South Ossetian leader Eduard Kokoity has signed a decree about the referendum, the South Ossetian Press and Information Committee reported.
The following question will be put forward at the referendum: “Do you agree with the preservation of the South Ossetian Republic’s current status of independent state and [for South Ossetia] to be internationally recognized?”
In a similar referendum in 1992, which was not internationally recognized, 98% of residents of the unrecognized republic voted for independence.
The announcement of a repeat referendum was not a surprise after Russian President Vladimir Putin’s July 6 statement, when he reiterated that a universal principle should become the basis for solving conflicts and hinted that referendums should be held in breakaway regions.
Putin said that Russia made a courageous step when it decided to hold a referendum in Chechnya. “My principle is that whatever the dramatic situation is we should eventually ask for the people’s opinion,” the Russian leader said.

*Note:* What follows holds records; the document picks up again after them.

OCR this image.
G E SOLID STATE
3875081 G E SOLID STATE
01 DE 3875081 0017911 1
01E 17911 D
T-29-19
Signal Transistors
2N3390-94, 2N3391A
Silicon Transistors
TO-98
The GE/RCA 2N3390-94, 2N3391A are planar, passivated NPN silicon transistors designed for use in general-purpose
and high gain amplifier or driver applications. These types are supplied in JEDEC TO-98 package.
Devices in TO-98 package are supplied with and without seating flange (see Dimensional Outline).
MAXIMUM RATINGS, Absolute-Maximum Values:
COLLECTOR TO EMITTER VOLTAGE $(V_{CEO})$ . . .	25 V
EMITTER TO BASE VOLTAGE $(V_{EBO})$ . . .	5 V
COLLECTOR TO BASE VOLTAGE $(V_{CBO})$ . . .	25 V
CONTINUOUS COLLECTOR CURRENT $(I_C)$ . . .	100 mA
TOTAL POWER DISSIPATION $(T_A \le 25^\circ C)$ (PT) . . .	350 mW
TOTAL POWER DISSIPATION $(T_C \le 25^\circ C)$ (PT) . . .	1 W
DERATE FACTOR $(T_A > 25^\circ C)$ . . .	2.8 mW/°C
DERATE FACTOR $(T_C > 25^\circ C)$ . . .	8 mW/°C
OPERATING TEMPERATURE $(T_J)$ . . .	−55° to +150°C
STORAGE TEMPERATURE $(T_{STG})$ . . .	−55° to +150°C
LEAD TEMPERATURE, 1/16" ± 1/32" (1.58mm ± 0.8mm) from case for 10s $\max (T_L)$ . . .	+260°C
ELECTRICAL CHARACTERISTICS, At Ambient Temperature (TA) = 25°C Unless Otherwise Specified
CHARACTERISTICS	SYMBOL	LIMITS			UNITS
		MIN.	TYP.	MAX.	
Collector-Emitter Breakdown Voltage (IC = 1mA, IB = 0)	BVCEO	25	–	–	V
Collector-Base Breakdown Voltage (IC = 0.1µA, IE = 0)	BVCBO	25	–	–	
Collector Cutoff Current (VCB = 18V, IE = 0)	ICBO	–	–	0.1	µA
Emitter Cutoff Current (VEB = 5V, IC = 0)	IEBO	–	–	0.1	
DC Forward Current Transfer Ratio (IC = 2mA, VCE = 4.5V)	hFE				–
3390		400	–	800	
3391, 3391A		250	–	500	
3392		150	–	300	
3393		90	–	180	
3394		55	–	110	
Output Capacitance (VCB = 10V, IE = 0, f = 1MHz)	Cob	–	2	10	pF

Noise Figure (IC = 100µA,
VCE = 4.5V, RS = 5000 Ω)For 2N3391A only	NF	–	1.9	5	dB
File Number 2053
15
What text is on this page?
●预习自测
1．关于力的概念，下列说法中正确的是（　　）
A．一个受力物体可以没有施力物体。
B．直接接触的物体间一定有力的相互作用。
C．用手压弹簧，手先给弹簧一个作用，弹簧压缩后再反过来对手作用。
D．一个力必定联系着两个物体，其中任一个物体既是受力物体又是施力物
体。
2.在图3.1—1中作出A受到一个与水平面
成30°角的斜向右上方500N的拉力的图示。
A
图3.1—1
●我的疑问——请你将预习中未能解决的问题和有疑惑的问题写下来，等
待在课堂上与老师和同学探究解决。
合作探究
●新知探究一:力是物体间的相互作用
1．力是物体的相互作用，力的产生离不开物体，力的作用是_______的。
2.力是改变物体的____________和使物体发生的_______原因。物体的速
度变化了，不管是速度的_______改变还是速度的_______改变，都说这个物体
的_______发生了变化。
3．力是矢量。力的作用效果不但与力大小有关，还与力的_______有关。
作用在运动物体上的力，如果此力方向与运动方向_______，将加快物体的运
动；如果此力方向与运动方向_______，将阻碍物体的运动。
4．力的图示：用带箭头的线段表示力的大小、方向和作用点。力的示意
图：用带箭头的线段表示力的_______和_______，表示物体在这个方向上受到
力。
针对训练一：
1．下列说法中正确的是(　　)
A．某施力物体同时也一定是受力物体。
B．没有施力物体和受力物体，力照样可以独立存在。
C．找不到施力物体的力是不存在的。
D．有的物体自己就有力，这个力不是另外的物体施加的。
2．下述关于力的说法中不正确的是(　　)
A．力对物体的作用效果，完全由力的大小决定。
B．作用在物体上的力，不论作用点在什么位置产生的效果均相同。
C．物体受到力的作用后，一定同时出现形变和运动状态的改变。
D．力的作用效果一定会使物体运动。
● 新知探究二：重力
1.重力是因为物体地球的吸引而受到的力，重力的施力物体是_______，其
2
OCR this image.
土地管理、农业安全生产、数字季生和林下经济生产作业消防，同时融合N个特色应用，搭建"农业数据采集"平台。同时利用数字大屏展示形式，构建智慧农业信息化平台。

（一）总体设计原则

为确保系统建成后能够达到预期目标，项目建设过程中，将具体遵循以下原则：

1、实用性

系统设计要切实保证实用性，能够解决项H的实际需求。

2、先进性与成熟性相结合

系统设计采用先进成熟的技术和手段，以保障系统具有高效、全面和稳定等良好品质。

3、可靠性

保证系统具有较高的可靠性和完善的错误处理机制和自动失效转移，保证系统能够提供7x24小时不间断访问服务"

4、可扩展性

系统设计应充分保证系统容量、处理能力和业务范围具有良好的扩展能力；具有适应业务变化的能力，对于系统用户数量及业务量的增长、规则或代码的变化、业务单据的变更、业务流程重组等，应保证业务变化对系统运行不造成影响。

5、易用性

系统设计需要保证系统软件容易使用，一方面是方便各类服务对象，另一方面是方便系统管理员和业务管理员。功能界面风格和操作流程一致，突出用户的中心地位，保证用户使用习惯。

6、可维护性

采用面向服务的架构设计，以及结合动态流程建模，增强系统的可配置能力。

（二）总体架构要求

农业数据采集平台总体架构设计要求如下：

“The same should be done in Abkhazia and in other places,” he added.
Earlier, Russian Foreign Minister Sergey Lavrov said that Georgia should not hesitate over a South Ossetian referendum on, as he put it, “self-determination.”
“The issue of self-determination is part of international law, which is carried out through an expression of will [of the people]… Russia was not afraid to push for this referendum in Chechnya and it was held,” Lavrov said on June 2.
The Georgian Foreign Ministry warned in an August 29 statement that breakaway South Ossetia’s plans to hold the referendum aims “to deliberately heighten tension and destabilize the situation in the region,” which “will lead to a disruption of the peace process.”
In a separate statement issued on September 8 the Georgian Foreign Ministry said that the referendum will “carry no legal or legitimate force.”
“It is therefore all the more alarming that Russia, as a mediator in the negotiation process, instead of objectively assessing the existing situation is continuing to insistently argue that conducting referendums is an internal affair of South Ossetia,” the Georgian Foreign Ministry said.
Unlike South Ossetia, it seems that Georgia’s other breakaway region of Abkhazia has no intentions of holding a similar referendum.
Speaking at a news conference in Moscow on September 1 Abkhaz leader Sergey Bagapsh said that currently there is no need to hold a repeat independence referendum in Abkhazia. A referendum, which was not internationally recognized, was held in Abkhazia in 1999.
“This is not the kind of thing that is possible to hold every month,” Bagapsh said.